I don't like the picking and choosing of science and statistics....

Police Unions and Teaching Unions will kick off about this.  They constantly pick and choose which science and experts they want to use and at times totally disregard the science and maths all together.  They aren't really any better than the government for this.  

I don't think it's that. It's what can be done easily without slowing things down. The vaccination is an NHS operation. So therefore they have all your NHS data, so it's really easy to just look up anything related to your health and prioritise based on that.

The NHS doesn't know your occupation. Or they might have that data, but it might be out of date.
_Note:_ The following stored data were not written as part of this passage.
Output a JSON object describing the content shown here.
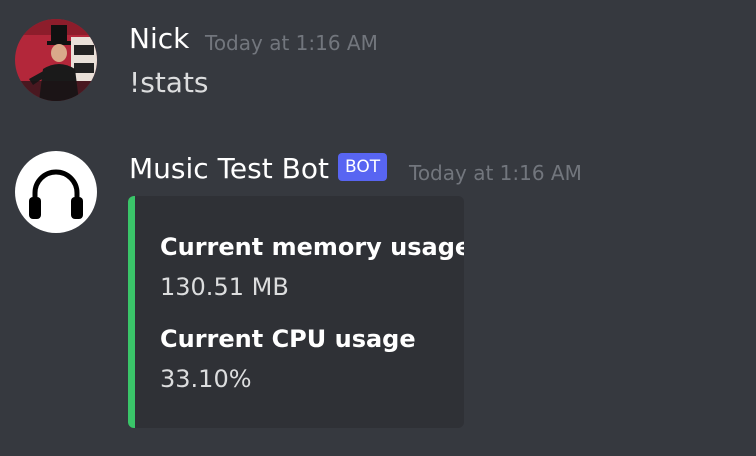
{
  "messages": [
    {
      "author": "Nick",
      "timestamp": "Today at 1:16 AM",
      "content": "!stats"
    },
    {
      "author": "Music Test Bot",
      "badge": "BOT",
      "timestamp": "Today at 1:16 AM",
      "embed": {
        "accent_color": "#3ac569",
        "fields": [
          {
            "name": "Current memory usage",
            "value": "130.51 MB"
          },
          {
            "name": "Current CPU usage",
            "value": "33.10%"
          }
        ]
      }
    }
  ],
  "theme": {
    "background": "#36393f",
    "embed_background": "#2f3136",
    "badge_color": "#5865f2"
  },
  "icons": {
    "user_avatar": "user-avatar",
    "bot_avatar": "headphones-icon"
  }
}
Is there an easily accessible database of every teacher that we can easily match into the NHS data, even if we wanted to?

It's not going to work if we do it on the honour system - you can get the jab if you say that you're a teacher or supermarket worker? It'd be massively abused. But the time it would take to actually have a system that can verify a teacher is really a teacher just wouldn't be done in time for when they'd get to these people naturally anyway.

The teaching unions were far, far too slow on this, to be frank. What they should have done is said six months ago, we're going to assemble this verified data of all teachers in the UK, took on the work themselves, done the verification work themselves and also collected NHS numbers for all those people. Then now they could be saying "here's the data, you can add it in and now prioritise teachers".

(And when they were doing that, loads of people would have complained about the privacy implications)

There's no question that vaccinating certain groups ahead of others would be beneficial. It's just wasn't beneficial enough to be worth doing all the work months ago, and it's too late now.

(As a side point, if we did have some sort of national ID card that recorded people's occupation then we could do it - but I don't think that really justifies it).